Gratitude – the Cure for Entitlement
Gratitude — My parents taught me that the world does not owe me a living and they used those exact words. The world does not owe you a living. They used it when I was being lazy and didn’t want to do chores and such. So it was a kind of shaming punishment in the way that it was used, but still it stuck with me over the years. I grew up in a time when people taught their children how to be productive in society. In fact, they knew that as their job as a parent. Their job was to raise children who would add to society and make it more productive.
Those times seem to be gone now or mostly gone. I don’t believe they are entirely gone, only if you watch the news to know what is going on in the world, it would seem that way. I watch the pundits on TV talking about what they call news. I see them simply trying to stimulate emotions so that people will watch their programs. And it makes me angry. It is the short-term thinking that makes me angry. The instant gratification of a good rating for a particularly emotional story where the anchors can use their virtue-signaling emotions to show how caring and compassionate they are in front of an audience. Because so many children were raised in front of the TV – I guess that was beginning somewhere in the late 70s and early 80s that it became the real norm of raising children. They were put in front of the TV for entertainment and we adults were in front of the TV and got lots of our entertainment that way as well. So we taught them by example that this was the way to live life. We sat in front of the TV and were entertained.

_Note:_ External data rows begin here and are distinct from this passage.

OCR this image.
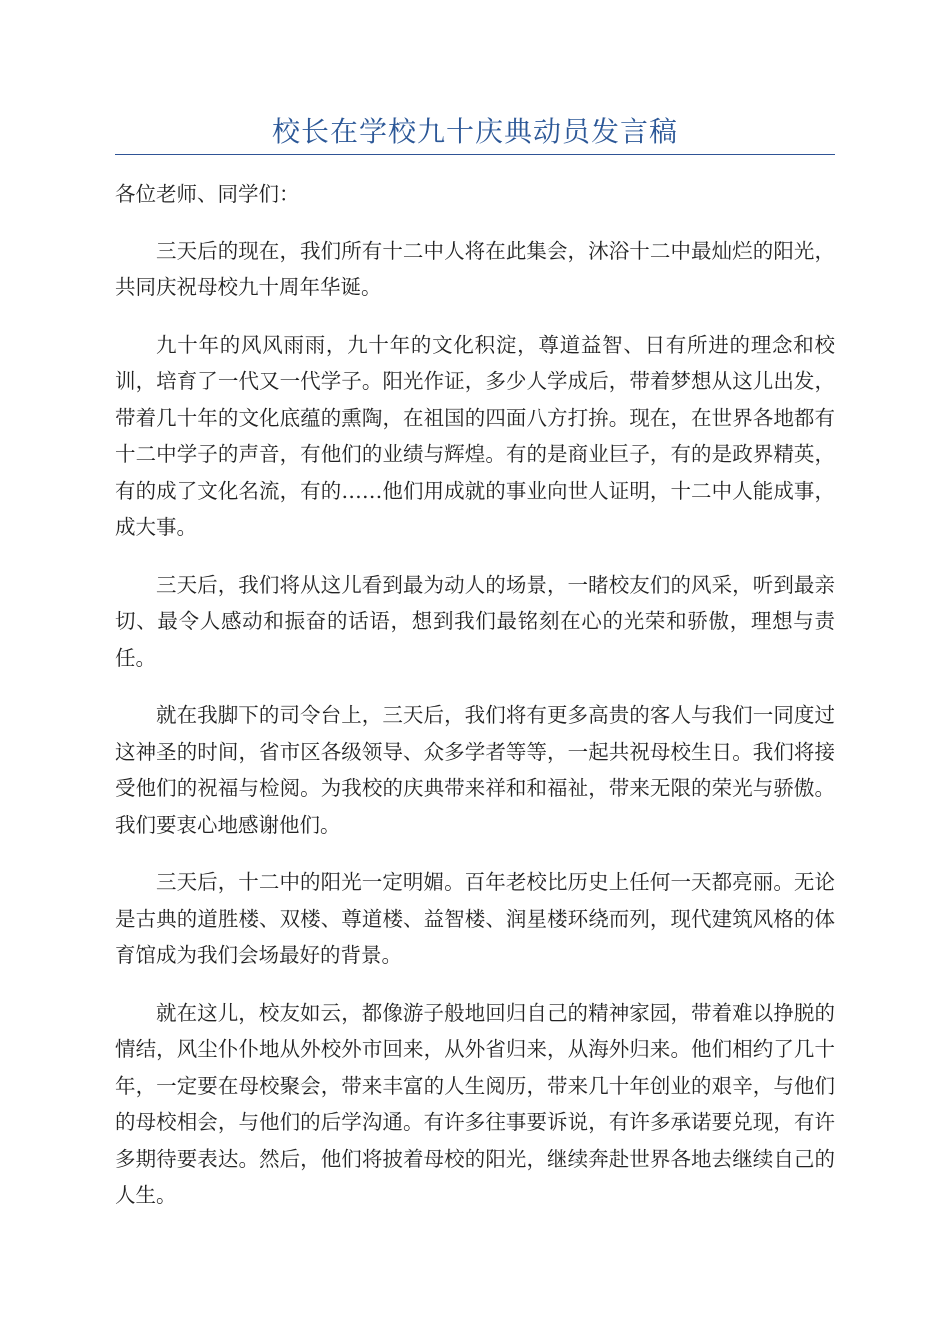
校长在学校九十庆典动员发言稿

各位老师、同学们：

三天后的现在，我们所有十二中人将在此集会，沐浴十二中最灿烂的阳光，共同庆祝母校九十周年华诞。

九十年的风风雨雨，九十年的文化积淀，尊道益智、日有所进的理念和校训，培育了一代又一代学子。阳光作证，多少人学成后，带着梦想从这儿出发，带着几十年的文化底蕴的熏陶，在祖国的四面八方打拚。现在，在世界各地都有十二中学子的声音，有他们的业绩与辉煌。有的是商业巨子，有的是政界精英，有的成了文化名流，有的……他们用成就的事业向世人证明，十二中人能成事，成大事。

三天后，我们将从这儿看到最为动人的场景，一睹校友们的风采，听到最亲切、最令人感动和振奋的话语，想到我们最铭刻在心的光荣和骄傲，理想与责任。

就在我脚下的司令台上，三天后，我们将有更多高贵的客人与我们一同度过这神圣的时间，省市区各级领导、众多学者等等，一起共祝母校生日。我们将接受他们的祝福与检阅。为我校的庆典带来祥和和福祉，带来无限的荣光与骄傲。我们要衷心地感谢他们。

三天后，十二中的阳光一定明媚。百年老校比历史上任何一天都亮丽。无论是古典的道胜楼、双楼、尊道楼、益智楼、润星楼环绕而列，现代建筑风格的体育馆成为我们会场最好的背景。

就在这儿，校友如云，都像游子般地回归自己的精神家园，带着难以挣脱的情结，风尘仆仆地从外校外市回来，从外省归来，从海外归来。他们相约了几十年，一定要在母校聚会，带来丰富的人生阅历，带来几十年创业的艰辛，与他们的母校相会，与他们的后学沟通。有许多往事要诉说，有许多承诺要兑现，有许多期待要表达。然后，他们将披着母校的阳光，继续奔赴世界各地去继续自己的人生。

But we also use this equipment to help us define who we are and that is where the problems begin I think. We used to see our parents in interactions with others. With each other, with our siblings, with their friends, with people at church and at other social events. This was really how we used to learn how to define ourselves. This was how we defined who we would be in society. We picked people that were attractive to us in some way and began to emulate them. We learned to walk like them, talk like then and think like them. Now take that to the point where there are two parents working and the children are being quote “watched” by someone else. That might be a loving relative. But it is more likely to be a slightly above minimum age young person who likes kids and works at a day care.
Every time I start on a topic in one of these podcasts, I seem to end up coming across so many other thoughts that branch off from the topic at hand. There were so many issues in those last statements that I made that I could do three or four more topics on. Anyway, there is a whole podcast that I could do on the lack of responsibility that we humans are taking today in the raising of our children and how much they learn from simply watching and doing as we do. And then we wonder why they act as they do. But I don’t want to get distracted by that. I’m going to move forward with the understanding that this does, indeed, happen and we, as parents and role models, are responsible for our children’s thinking habits to a great extent.

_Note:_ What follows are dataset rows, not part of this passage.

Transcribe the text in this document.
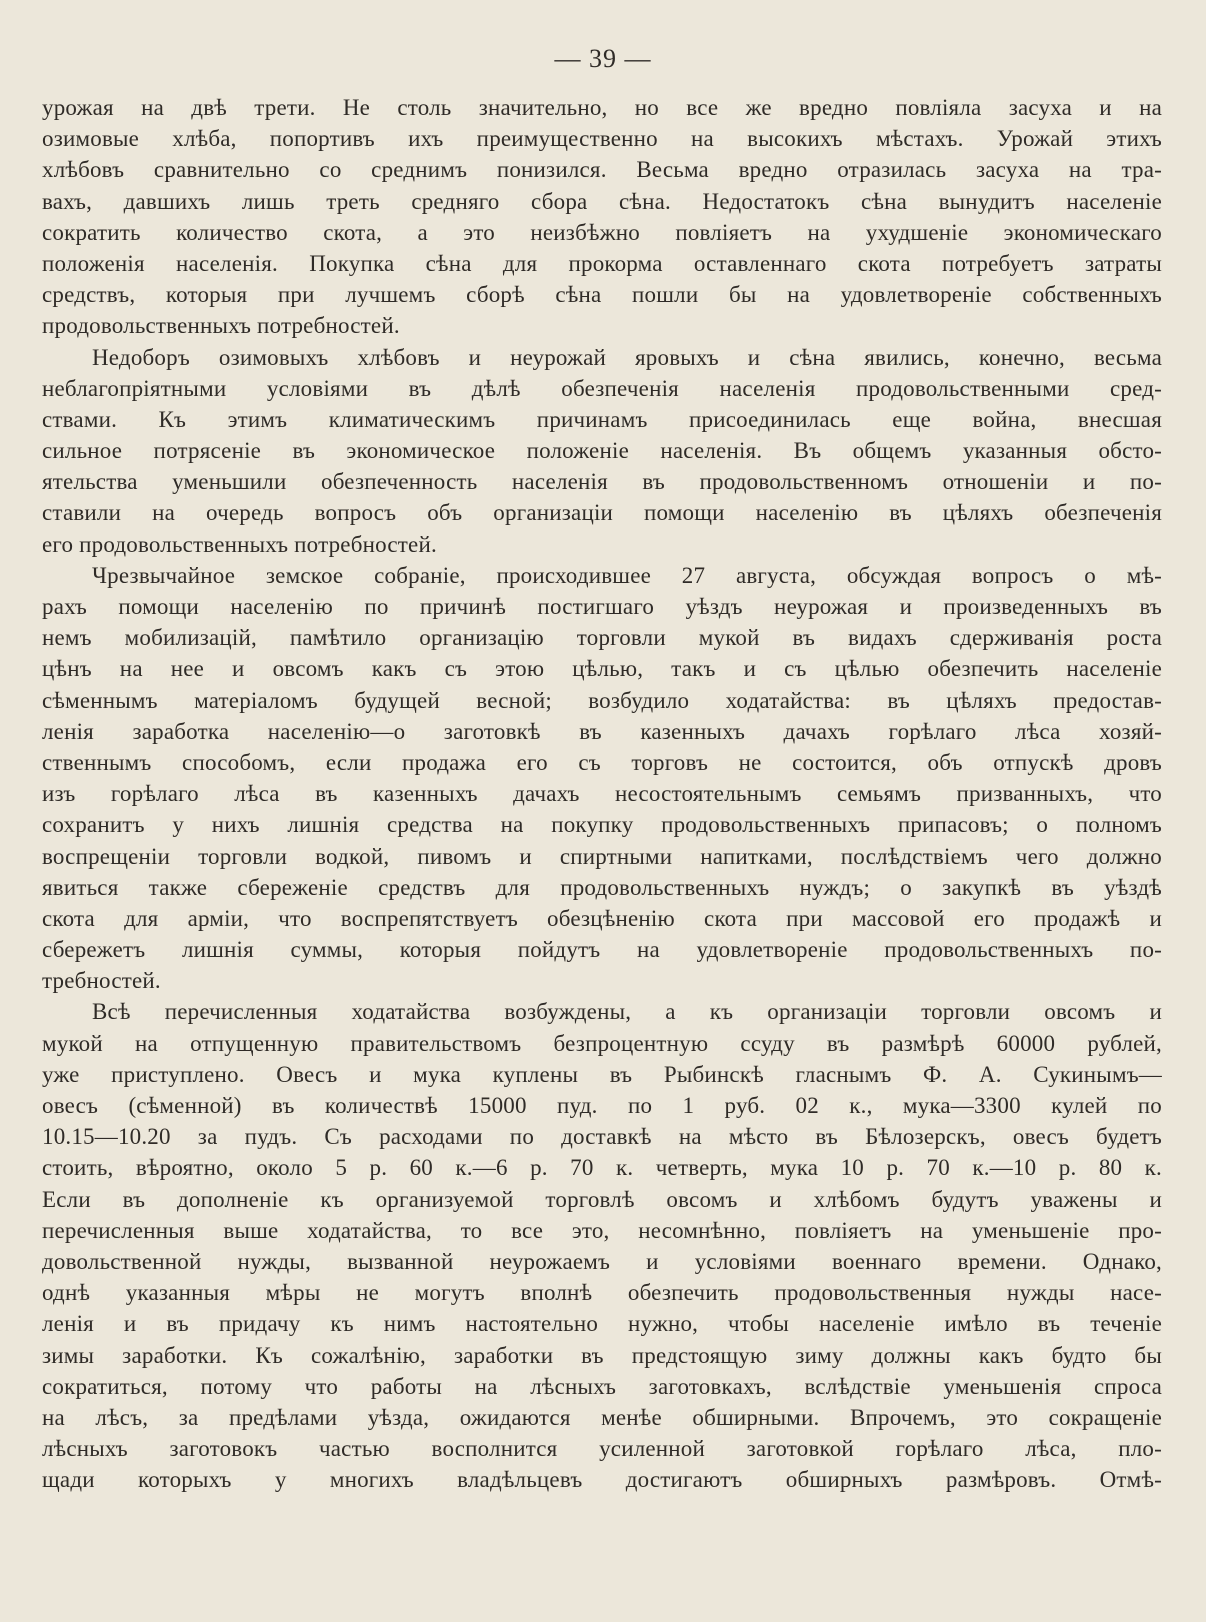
— 39 —
урожая на двѣ трети. Не столь значительно, но все же вредно повліяла засуха и на
озимовые хлѣба, попортивъ ихъ преимущественно на высокихъ мѣстахъ. Урожай этихъ
хлѣбовъ сравнительно со среднимъ понизился. Весьма вредно отразилась засуха на тра-
вахъ, давшихъ лишь треть средняго сбора сѣна. Недостатокъ сѣна вынудитъ населеніе
сократить количество скота, а это неизбѣжно повліяетъ на ухудшеніе экономическаго
положенія населенія. Покупка сѣна для прокорма оставленнаго скота потребуетъ затраты
средствъ, которыя при лучшемъ сборѣ сѣна пошли бы на удовлетвореніе собственныхъ
продовольственныхъ потребностей.
Недоборъ озимовыхъ хлѣбовъ и неурожай яровыхъ и сѣна явились, конечно, весьма
неблагопріятными условіями въ дѣлѣ обезпеченія населенія продовольственными сред-
ствами. Къ этимъ климатическимъ причинамъ присоединилась еще война, внесшая
сильное потрясеніе въ экономическое положеніе населенія. Въ общемъ указанныя обсто-
ятельства уменьшили обезпеченность населенія въ продовольственномъ отношеніи и по-
ставили на очередь вопросъ объ организаціи помощи населенію въ цѣляхъ обезпеченія
его продовольственныхъ потребностей.
Чрезвычайное земское собраніе, происходившее 27 августа, обсуждая вопросъ о мѣ-
рахъ помощи населенію по причинѣ постигшаго уѣздъ неурожая и произведенныхъ въ
немъ мобилизацій, памѣтило организацію торговли мукой въ видахъ сдерживанія роста
цѣнъ на нее и овсомъ какъ съ этою цѣлью, такъ и съ цѣлью обезпечить населеніе
сѣменнымъ матеріаломъ будущей весной; возбудило ходатайства: въ цѣляхъ предостав-
ленія заработка населенію—о заготовкѣ въ казенныхъ дачахъ горѣлаго лѣса хозяй-
ственнымъ способомъ, если продажа его съ торговъ не состоится, объ отпускѣ дровъ
изъ горѣлаго лѣса въ казенныхъ дачахъ несостоятельнымъ семьямъ призванныхъ, что
сохранитъ у нихъ лишнія средства на покупку продовольственныхъ припасовъ; о полномъ
воспрещеніи торговли водкой, пивомъ и спиртными напитками, послѣдствіемъ чего должно
явиться также сбереженіе средствъ для продовольственныхъ нуждъ; о закупкѣ въ уѣздѣ
скота для арміи, что воспрепятствуетъ обезцѣненію скота при массовой его продажѣ и
сбережетъ лишнія суммы, которыя пойдутъ на удовлетвореніе продовольственныхъ по-
требностей.
Всѣ перечисленныя ходатайства возбуждены, а къ организаціи торговли овсомъ и
мукой на отпущенную правительствомъ безпроцентную ссуду въ размѣрѣ 60000 рублей,
уже приступлено. Овесъ и мука куплены въ Рыбинскѣ гласнымъ Ф. А. Сукинымъ—
овесъ (сѣменной) въ количествѣ 15000 пуд. по 1 руб. 02 к., мука—3300 кулей по
10.15—10.20 за пудъ. Съ расходами по доставкѣ на мѣсто въ Бѣлозерскъ, овесъ будетъ
стоить, вѣроятно, около 5 р. 60 к.—6 р. 70 к. четверть, мука 10 р. 70 к.—10 р. 80 к.
Если въ дополненіе къ организуемой торговлѣ овсомъ и хлѣбомъ будутъ уважены и
перечисленныя выше ходатайства, то все это, несомнѣнно, повліяетъ на уменьшеніе про-
довольственной нужды, вызванной неурожаемъ и условіями военнаго времени. Однако,
однѣ указанныя мѣры не могутъ вполнѣ обезпечить продовольственныя нужды насе-
ленія и въ придачу къ нимъ настоятельно нужно, чтобы населеніе имѣло въ теченіе
зимы заработки. Къ сожалѣнію, заработки въ предстоящую зиму должны какъ будто бы
сократиться, потому что работы на лѣсныхъ заготовкахъ, вслѣдствіе уменьшенія спроса
на лѣсъ, за предѣлами уѣзда, ожидаются менѣе обширными. Впрочемъ, это сокращеніе
лѣсныхъ заготовокъ частью восполнится усиленной заготовкой горѣлаго лѣса, пло-
щади которыхъ у многихъ владѣльцевъ достигаютъ обширныхъ размѣровъ. Отмѣ-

So the idea that as a responsible adult we are responsible for our lives has been lost over the years. I hope to help bring that back with my podcasts. And today I want to give some evidence that there just might be a cure for the adults who seek it out. And the cure can be taught to children for those that are willing to take the time to understand the depth of the influence it can have on their children’s lives as they reach adulthood. So the TV has taught and continues to influence our thinking and especially the thinking of our children. And we are constantly bombarded with images of people in need. You being to think the whole world is in need and no one is responding. The fact is that we are responding. We are sending lots of money via the government to poor people and they want more. Indeed, they feel and we are encouraged by the media to feel that they are helpless and needy and entitled to our stuff. We are selfish if we don’t give it to them. And on and on it goes. And it sickens me and it sickens all of humanity in another way. It is decaying our society.